Что отвлекало его от работы? Оказывается, в июле 1977 г. он был обвинен в уклонении от уплаты налогов, ему был предъявлен довольно крупный счет — 4 млн. швейцарских франков. Эта история сразу же попала в газеты и привлекла к себе широкое общественное внимание (28). Объясняя ее, А. И. Солженицын пишет, что еще в январе 1974 г. он публично заявил о передаче всех гонораров от издания «Архипелага» на дело помощи политическим заключенным в СССР. С этой целью был создан Русский общественный фонд и Ф. Хеебу было дано поручение, чтобы гонорары от «Архипелага» зачислялись на счет фонда. Однако, оказывается, переводя деньги на этот счет, некоторые издательства указывали фамилию А. И. Солженицына как их получателя. В связи с этим налоговые службы обратили внимание на маленькую мелочь, которую «упустил» опытный адвокат Ф. Хееб: оказывается, А. И. Солженицын забыл юридически оформить передачу своих гонораров Фонду. Он-то полагал, что на свободном Западе, где не было бездушного советского бюрократизма, вполне достаточно его публичного заявления. А чиновники, склонные, оказывается, к бюрократизму и на Западе, усмотрели в этом стремление нобелевского лауреата скрыть часть своих доходов и тем самым уклониться от уплаты налогов (29).
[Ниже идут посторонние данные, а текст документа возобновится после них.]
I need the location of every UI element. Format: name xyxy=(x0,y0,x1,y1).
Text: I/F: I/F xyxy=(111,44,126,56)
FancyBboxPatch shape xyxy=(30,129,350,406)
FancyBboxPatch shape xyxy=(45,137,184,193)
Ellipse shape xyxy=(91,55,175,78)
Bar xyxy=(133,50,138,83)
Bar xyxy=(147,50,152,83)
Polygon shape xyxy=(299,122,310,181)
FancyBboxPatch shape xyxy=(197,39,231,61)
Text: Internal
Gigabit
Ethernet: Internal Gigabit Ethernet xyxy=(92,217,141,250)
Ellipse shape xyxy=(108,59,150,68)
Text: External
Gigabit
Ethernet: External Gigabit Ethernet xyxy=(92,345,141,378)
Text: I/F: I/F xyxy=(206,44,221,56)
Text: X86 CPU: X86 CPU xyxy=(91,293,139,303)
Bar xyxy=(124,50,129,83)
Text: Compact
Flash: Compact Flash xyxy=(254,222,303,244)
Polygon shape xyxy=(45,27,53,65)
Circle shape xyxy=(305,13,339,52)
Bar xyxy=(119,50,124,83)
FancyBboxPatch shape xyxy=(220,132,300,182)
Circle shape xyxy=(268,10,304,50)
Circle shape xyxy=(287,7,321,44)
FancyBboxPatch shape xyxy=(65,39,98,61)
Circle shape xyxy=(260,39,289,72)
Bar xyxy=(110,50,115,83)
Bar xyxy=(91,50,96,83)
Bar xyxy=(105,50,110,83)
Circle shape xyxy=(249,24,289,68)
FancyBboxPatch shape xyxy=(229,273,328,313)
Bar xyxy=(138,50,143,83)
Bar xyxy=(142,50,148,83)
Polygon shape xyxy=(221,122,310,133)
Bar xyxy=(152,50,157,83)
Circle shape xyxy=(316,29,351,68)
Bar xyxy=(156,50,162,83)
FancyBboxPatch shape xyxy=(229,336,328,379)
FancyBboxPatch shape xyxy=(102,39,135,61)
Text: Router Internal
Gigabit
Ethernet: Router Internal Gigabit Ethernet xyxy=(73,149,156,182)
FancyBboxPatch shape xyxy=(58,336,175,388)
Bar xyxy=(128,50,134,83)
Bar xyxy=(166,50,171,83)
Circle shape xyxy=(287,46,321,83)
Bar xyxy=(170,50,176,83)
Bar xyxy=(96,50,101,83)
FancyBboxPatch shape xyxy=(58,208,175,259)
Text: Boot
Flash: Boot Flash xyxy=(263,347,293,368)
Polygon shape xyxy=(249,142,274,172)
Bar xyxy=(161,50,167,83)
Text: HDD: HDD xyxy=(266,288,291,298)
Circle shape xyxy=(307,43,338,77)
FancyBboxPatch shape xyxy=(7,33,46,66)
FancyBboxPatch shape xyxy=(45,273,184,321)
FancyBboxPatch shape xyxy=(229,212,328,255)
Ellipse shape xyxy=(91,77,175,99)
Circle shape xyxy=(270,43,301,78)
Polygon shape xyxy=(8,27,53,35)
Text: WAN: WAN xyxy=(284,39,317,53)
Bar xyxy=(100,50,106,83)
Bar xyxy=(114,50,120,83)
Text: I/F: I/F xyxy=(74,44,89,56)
«По совету Видмеров, — пишет А. И. Солженицын, — пригласил я нового адвоката — …Эриха Гайлера… Теперь, чтобы не случились подобные неприятности в будущем, пришлось составить акт дарения от нынешнего числа,[45] но уже не только гонораров, а самого „Архипелага“, т. е. авторского копирайта. То есть не оставалось выхода как мне, писателю, лишиться права распоряжаться судьбой, изданиями своего собственного произведения: уже никогда я сам не имею права решить вопрос о печатании „Архипелага“: это может решить только Русский общественный фонд» (30).

Писателю можно было бы посочувствовать, если бы мы не знали, что он сам был учредителем Фонда. Поэтому как автор распоряжаться гонорарами от «Архипелага» он больше не мог, а как учредитель фонда имел к этому самое непосредственное отношение. Да и президентом фонда был не чужой человек — как ни как — собственная жена.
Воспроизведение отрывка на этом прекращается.